I love thee with a love I seemed to lose
 With my lost saints. I love thee with the breath,
Smiles, tears, of all my life, and, if God choose,
 I shall but love thee better after death.

“Bright Star” by John Keats [w/ Audio]

Source: NASA
Bright star, would I were stedfast as thou art --
 Not in lone splendour hung aloft the night
And watching, with eternal lids apart,
 Like nature's patient, sleepless Eremite,
The moving waters at their priestlike task
 Of pure ablution round earth's human shores,
Or gazing on the new soft-fallen mask
 Of snow upon the mountains and the moors --
No -- yet still stedfast, still unchangeable,
 Pillow'd upon my fair love's ripening breast,
To feel for ever its soft fall and swell,
 Awake for ever in a sweet unrest,
 Still, still to hear her tender-taken breath,
 And so live ever -- or else swoon to death.

The New Colossus by Emma Lazarus

Not like the brazen giant of Greek fame,
 With conquering limbs astride from land to land;
 Here at our sea-washed, sunset gates shall stand
 A mighty woman with a torch, whose flame
 Is the imprisoned lightning, and her name
 Mother of Exiles.

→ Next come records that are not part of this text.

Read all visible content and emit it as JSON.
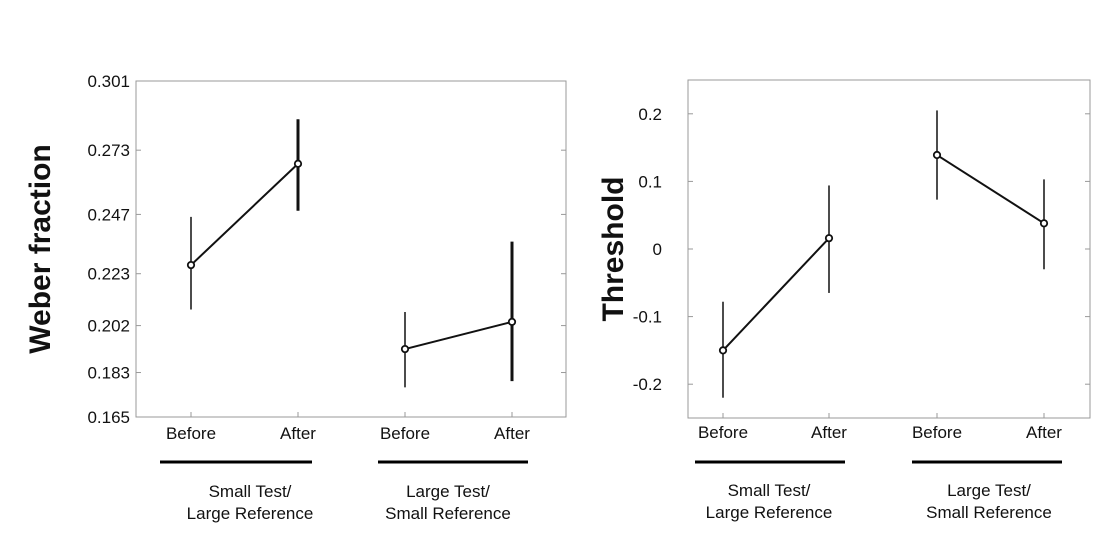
{
  "chart_data": [
    {
      "type": "line",
      "ylabel": "Weber fraction",
      "xlabel": "",
      "ylim": [
        0.165,
        0.301
      ],
      "yticks": [
        "0.301",
        "0.273",
        "0.247",
        "0.223",
        "0.202",
        "0.183",
        "0.165"
      ],
      "categories": [
        "Before",
        "After",
        "Before",
        "After"
      ],
      "groups": [
        {
          "label_lines": [
            "Small Test/",
            "Large Reference"
          ]
        },
        {
          "label_lines": [
            "Large Test/",
            "Small Reference"
          ]
        }
      ],
      "series": [
        {
          "points": [
            {
              "y": 0.2265,
              "lo": 0.2085,
              "hi": 0.246
            },
            {
              "y": 0.2675,
              "lo": 0.2485,
              "hi": 0.2855
            }
          ]
        },
        {
          "points": [
            {
              "y": 0.1925,
              "lo": 0.177,
              "hi": 0.2075
            },
            {
              "y": 0.2035,
              "lo": 0.1795,
              "hi": 0.236
            }
          ]
        }
      ]
    },
    {
      "type": "line",
      "ylabel": "Threshold",
      "xlabel": "",
      "ylim": [
        -0.25,
        0.25
      ],
      "yticks": [
        "0.2",
        "0.1",
        "0",
        "-0.1",
        "-0.2"
      ],
      "categories": [
        "Before",
        "After",
        "Before",
        "After"
      ],
      "groups": [
        {
          "label_lines": [
            "Small Test/",
            "Large Reference"
          ]
        },
        {
          "label_lines": [
            "Large Test/",
            "Small Reference"
          ]
        }
      ],
      "series": [
        {
          "points": [
            {
              "y": -0.15,
              "lo": -0.22,
              "hi": -0.078
            },
            {
              "y": 0.016,
              "lo": -0.065,
              "hi": 0.094
            }
          ]
        },
        {
          "points": [
            {
              "y": 0.139,
              "lo": 0.073,
              "hi": 0.205
            },
            {
              "y": 0.038,
              "lo": -0.03,
              "hi": 0.103
            }
          ]
        }
      ]
    }
  ]
}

From her beacon-hand
 Glows world-wide welcome; her mild eyes command
 The air-bridged harbor that twin cities frame.
 "Keep, ancient lands, your storied pomp!" cries she
 With silent lips. "Give me your tired, your poor,
 Your huddled masses yearning to breathe free,
 The wretched refuse of your teeming shore.
 Send these, the homeless, tempest-tost to me,
 I lift my lamp beside the golden door!"

Losers, Finders; Nester’s Blinders [Sonnet]

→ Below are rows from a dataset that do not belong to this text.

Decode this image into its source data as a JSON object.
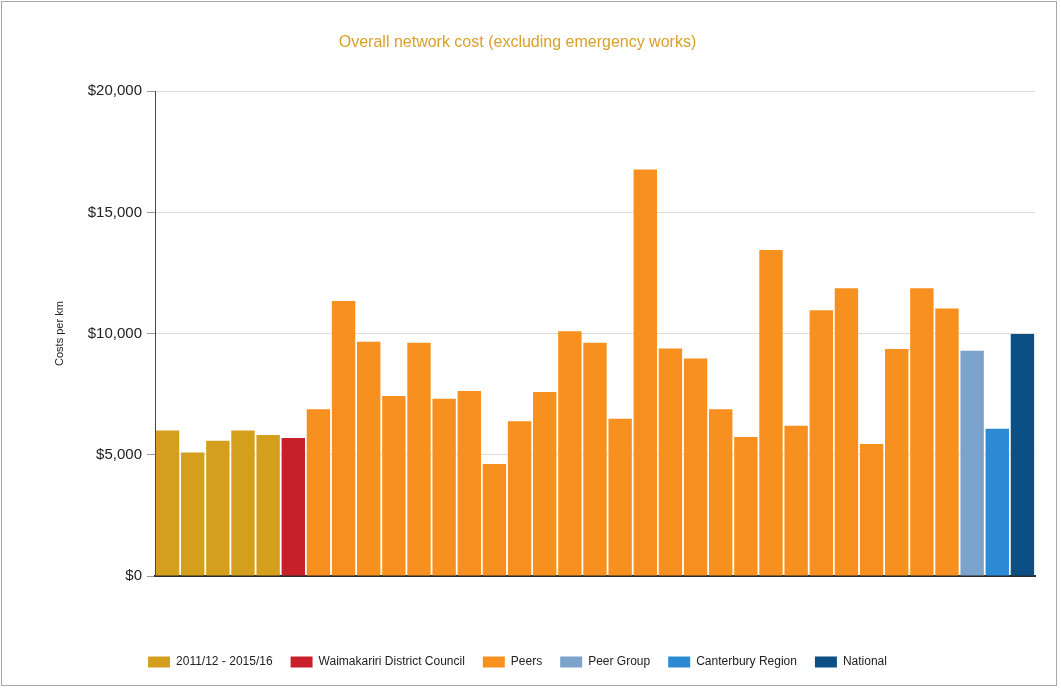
{
  "chart_data": {
    "type": "bar",
    "title": "Overall network cost (excluding emergency works)",
    "ylabel": "Costs per km",
    "categories": [
      null,
      null,
      null,
      null,
      null,
      null,
      null,
      null,
      null,
      null,
      null,
      null,
      null,
      null,
      null,
      null,
      null,
      null,
      null,
      null,
      null,
      null,
      null,
      null,
      null,
      null,
      null,
      null,
      null,
      null,
      null,
      null,
      null,
      null,
      null
    ],
    "series": [
      {
        "name": "2011/12 - 2015/16",
        "color": "#d49f1c",
        "values": [
          6000,
          5100,
          5580,
          6000,
          5820,
          null,
          null,
          null,
          null,
          null,
          null,
          null,
          null,
          null,
          null,
          null,
          null,
          null,
          null,
          null,
          null,
          null,
          null,
          null,
          null,
          null,
          null,
          null,
          null,
          null,
          null,
          null,
          null,
          null,
          null
        ]
      },
      {
        "name": "Waimakariri District Council",
        "color": "#c8202b",
        "values": [
          null,
          null,
          null,
          null,
          null,
          5690,
          null,
          null,
          null,
          null,
          null,
          null,
          null,
          null,
          null,
          null,
          null,
          null,
          null,
          null,
          null,
          null,
          null,
          null,
          null,
          null,
          null,
          null,
          null,
          null,
          null,
          null,
          null,
          null,
          null
        ]
      },
      {
        "name": "Peers",
        "color": "#f7901e",
        "values": [
          null,
          null,
          null,
          null,
          null,
          null,
          6880,
          11340,
          9660,
          7430,
          9620,
          7310,
          7630,
          4620,
          6380,
          7590,
          10100,
          9620,
          6490,
          16770,
          9390,
          8970,
          6880,
          5730,
          13450,
          6200,
          10960,
          11870,
          5450,
          9360,
          11870,
          11040,
          null,
          null,
          null
        ]
      },
      {
        "name": "Peer Group",
        "color": "#7ca3cc",
        "values": [
          null,
          null,
          null,
          null,
          null,
          null,
          null,
          null,
          null,
          null,
          null,
          null,
          null,
          null,
          null,
          null,
          null,
          null,
          null,
          null,
          null,
          null,
          null,
          null,
          null,
          null,
          null,
          null,
          null,
          null,
          null,
          null,
          9290,
          null,
          null
        ]
      },
      {
        "name": "Canterbury Region",
        "color": "#2b8ad3",
        "values": [
          null,
          null,
          null,
          null,
          null,
          null,
          null,
          null,
          null,
          null,
          null,
          null,
          null,
          null,
          null,
          null,
          null,
          null,
          null,
          null,
          null,
          null,
          null,
          null,
          null,
          null,
          null,
          null,
          null,
          null,
          null,
          null,
          null,
          6070,
          null
        ]
      },
      {
        "name": "National",
        "color": "#0b4f85",
        "values": [
          null,
          null,
          null,
          null,
          null,
          null,
          null,
          null,
          null,
          null,
          null,
          null,
          null,
          null,
          null,
          null,
          null,
          null,
          null,
          null,
          null,
          null,
          null,
          null,
          null,
          null,
          null,
          null,
          null,
          null,
          null,
          null,
          null,
          null,
          9980
        ]
      }
    ],
    "ylim": [
      0,
      20000
    ],
    "yticks": [
      {
        "value": 0,
        "label": "$0"
      },
      {
        "value": 5000,
        "label": "$5,000"
      },
      {
        "value": 10000,
        "label": "$10,000"
      },
      {
        "value": 15000,
        "label": "$15,000"
      },
      {
        "value": 20000,
        "label": "$20,000"
      }
    ],
    "grid": "y",
    "legend": "bottom",
    "tick_labels": "y"
  }
}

I ventured beyond civilization,
   and (by man's definition) I was lost.
 I knew no near city, state, or nation.
   Who knows what backwoods borders I'd crossed?
 I'd drifted down streams: still and rapid tossed,
   and when boat filled faster than I could bale,
 I took to foot. Onward at any cost!
   I passed over mountains and through their vales,
 and trudged the badlands, unparted by trails.
   But he who's lost is often he who finds,
 and I learned history's forfeit details
   in form of ruins in a sheltered blind. 
 Oh! What novel and beautiful sights
   are had by lost souls in eternal nights!

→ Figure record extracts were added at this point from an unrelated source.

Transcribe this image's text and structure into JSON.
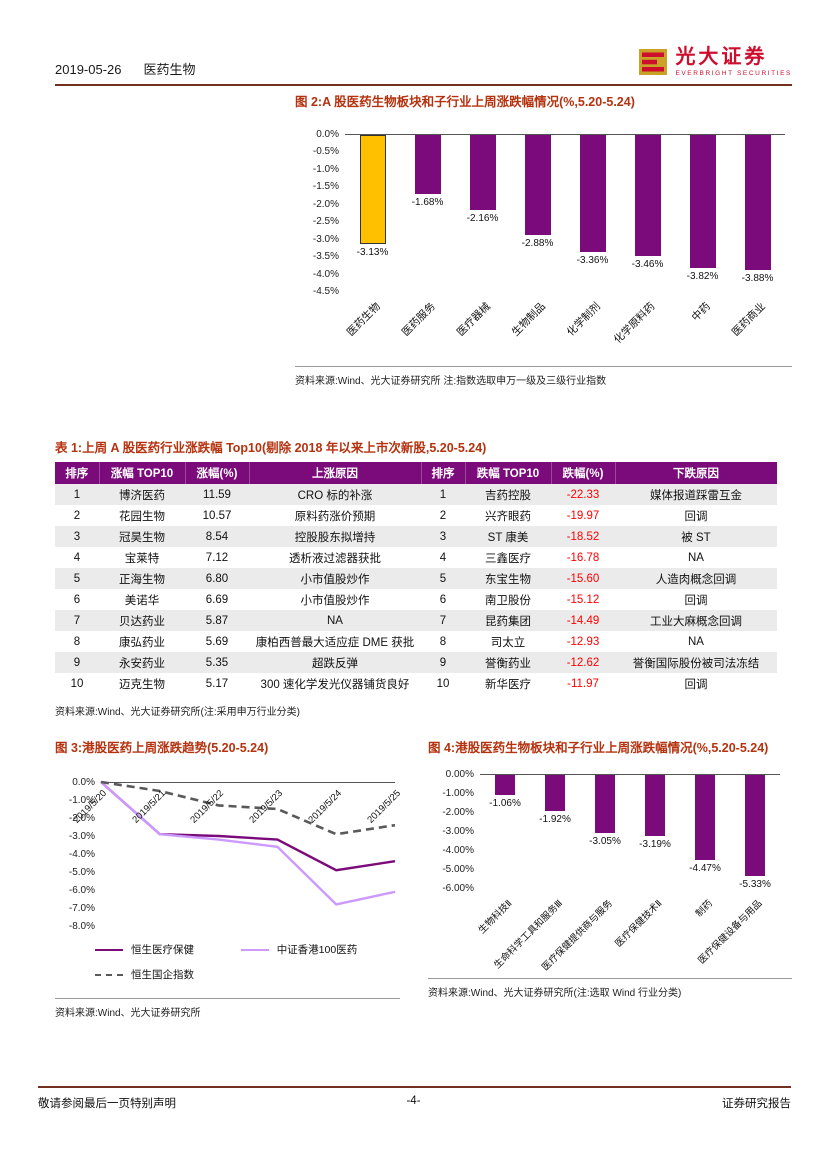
{
  "header": {
    "date": "2019-05-26",
    "sector": "医药生物",
    "logo_cn": "光大证券",
    "logo_en": "EVERBRIGHT SECURITIES"
  },
  "fig2": {
    "source": "资料来源:Wind、光大证券研究所    注:指数选取申万一级及三级行业指数"
  },
  "fig3": {
    "source": "资料来源:Wind、光大证券研究所"
  },
  "fig4": {
    "source": "资料来源:Wind、光大证券研究所(注:选取 Wind 行业分类)"
  },
  "table1": {
    "title": "表 1:上周 A 股医药行业涨跌幅 Top10(剔除 2018 年以来上市次新股,5.20-5.24)",
    "source": "资料来源:Wind、光大证券研究所(注:采用申万行业分类)",
    "headers": [
      "排序",
      "涨幅 TOP10",
      "涨幅(%)",
      "上涨原因",
      "排序",
      "跌幅 TOP10",
      "跌幅(%)",
      "下跌原因"
    ],
    "rows": [
      [
        "1",
        "博济医药",
        "11.59",
        "CRO 标的补涨",
        "1",
        "吉药控股",
        "-22.33",
        "媒体报道踩雷互金"
      ],
      [
        "2",
        "花园生物",
        "10.57",
        "原料药涨价预期",
        "2",
        "兴齐眼药",
        "-19.97",
        "回调"
      ],
      [
        "3",
        "冠昊生物",
        "8.54",
        "控股股东拟增持",
        "3",
        "ST 康美",
        "-18.52",
        "被 ST"
      ],
      [
        "4",
        "宝莱特",
        "7.12",
        "透析液过滤器获批",
        "4",
        "三鑫医疗",
        "-16.78",
        "NA"
      ],
      [
        "5",
        "正海生物",
        "6.80",
        "小市值股炒作",
        "5",
        "东宝生物",
        "-15.60",
        "人造肉概念回调"
      ],
      [
        "6",
        "美诺华",
        "6.69",
        "小市值股炒作",
        "6",
        "南卫股份",
        "-15.12",
        "回调"
      ],
      [
        "7",
        "贝达药业",
        "5.87",
        "NA",
        "7",
        "昆药集团",
        "-14.49",
        "工业大麻概念回调"
      ],
      [
        "8",
        "康弘药业",
        "5.69",
        "康柏西普最大适应症 DME 获批",
        "8",
        "司太立",
        "-12.93",
        "NA"
      ],
      [
        "9",
        "永安药业",
        "5.35",
        "超跌反弹",
        "9",
        "誉衡药业",
        "-12.62",
        "誉衡国际股份被司法冻结"
      ],
      [
        "10",
        "迈克生物",
        "5.17",
        "300 速化学发光仪器铺货良好",
        "10",
        "新华医疗",
        "-11.97",
        "回调"
      ]
    ]
  },
  "chart_data": [
    {
      "id": "fig2",
      "type": "bar",
      "title": "图 2:A 股医药生物板块和子行业上周涨跌幅情况(%,5.20-5.24)",
      "categories": [
        "医药生物",
        "医药服务",
        "医疗器械",
        "生物制品",
        "化学制剂",
        "化学原料药",
        "中药",
        "医药商业"
      ],
      "values": [
        -3.13,
        -1.68,
        -2.16,
        -2.88,
        -3.36,
        -3.46,
        -3.82,
        -3.88
      ],
      "value_labels": [
        "-3.13%",
        "-1.68%",
        "-2.16%",
        "-2.88%",
        "-3.36%",
        "-3.46%",
        "-3.82%",
        "-3.88%"
      ],
      "ylim": [
        -4.5,
        0
      ],
      "ytick_labels": [
        "0.0%",
        "-0.5%",
        "-1.0%",
        "-1.5%",
        "-2.0%",
        "-2.5%",
        "-3.0%",
        "-3.5%",
        "-4.0%",
        "-4.5%"
      ],
      "highlight_index": 0,
      "bar_color": "#7b0a7b",
      "highlight_color": "#ffc000",
      "grid": false,
      "legend": "none"
    },
    {
      "id": "fig3",
      "type": "line",
      "title": "图 3:港股医药上周涨跌趋势(5.20-5.24)",
      "x": [
        "2019/5/20",
        "2019/5/21",
        "2019/5/22",
        "2019/5/23",
        "2019/5/24",
        "2019/5/25"
      ],
      "series": [
        {
          "name": "恒生医疗保健",
          "color": "#7b0a7b",
          "dash": false,
          "values": [
            0,
            -2.9,
            -3.0,
            -3.2,
            -4.9,
            -4.4
          ]
        },
        {
          "name": "中证香港100医药",
          "color": "#cc99ff",
          "dash": false,
          "values": [
            0,
            -2.9,
            -3.2,
            -3.6,
            -6.8,
            -6.1
          ]
        },
        {
          "name": "恒生国企指数",
          "color": "#595959",
          "dash": true,
          "values": [
            0,
            -0.5,
            -1.3,
            -1.5,
            -2.9,
            -2.4
          ]
        }
      ],
      "ylim": [
        -8,
        0
      ],
      "ytick_labels": [
        "0.0%",
        "-1.0%",
        "-2.0%",
        "-3.0%",
        "-4.0%",
        "-5.0%",
        "-6.0%",
        "-7.0%",
        "-8.0%"
      ],
      "grid": false,
      "legend_position": "bottom"
    },
    {
      "id": "fig4",
      "type": "bar",
      "title": "图 4:港股医药生物板块和子行业上周涨跌幅情况(%,5.20-5.24)",
      "categories": [
        "生物科技Ⅱ",
        "生命科学工具和服务Ⅲ",
        "医疗保健提供商与服务",
        "医疗保健技术Ⅱ",
        "制药",
        "医疗保健设备与用品"
      ],
      "values": [
        -1.06,
        -1.92,
        -3.05,
        -3.19,
        -4.47,
        -5.33
      ],
      "value_labels": [
        "-1.06%",
        "-1.92%",
        "-3.05%",
        "-3.19%",
        "-4.47%",
        "-5.33%"
      ],
      "ylim": [
        -6,
        0
      ],
      "ytick_labels": [
        "0.00%",
        "-1.00%",
        "-2.00%",
        "-3.00%",
        "-4.00%",
        "-5.00%",
        "-6.00%"
      ],
      "highlight_index": -1,
      "bar_color": "#7b0a7b",
      "grid": false,
      "legend": "none"
    }
  ],
  "footer": {
    "left": "敬请参阅最后一页特别声明",
    "page": "-4-",
    "right": "证券研究报告"
  }
}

Sonnet 18 by William Shakespeare [w/ Audio]

Shall I compare thee to a summer's day?
   Thou art more lovely and more temperate:
 Rough winds do shake the darling buds of May,
   And summer's lease hath all too short a date:
 Sometimes too hot the eye of heaven shines,
   And often is his gold complexion dimm'd:
 And every fair from fair sometime declines,
   By chance, or nature's changing course untrimm'd;
 But thy eternal summer shall not fade,
   Nor lose possession of that fair thou ow'st,
 Nor shall death brag thou wander'st in his shade,
   When in eternal lines to time thou grow'st;

   So long as men can breathe, or eyes can see,
   So long lives this, and this gives life to thee.

Muddy Monsoon [Sonnet]

The rains have arrived, pouring steadily.
 I watch from windows - high above the street,
  and see some stand in doorframes, tentatively,
  watching the droplets splat on the concrete,
  drops slip off curbs and into the gutters.
 You'd think the water would scour the world clean:
  that it'd sweep away the dirt and the clutter,
  and wash the leaves to a clean shade of green. 
 
But, instead, it deposits grit and trash
 in piles and sandbars that're spaced randomly,
  and befouls all the walls with muddy splash -
  that paints with red clay, less than handsomely.

But, while it may make the man-made world meaner,
 the rain does make the trees' world much greener.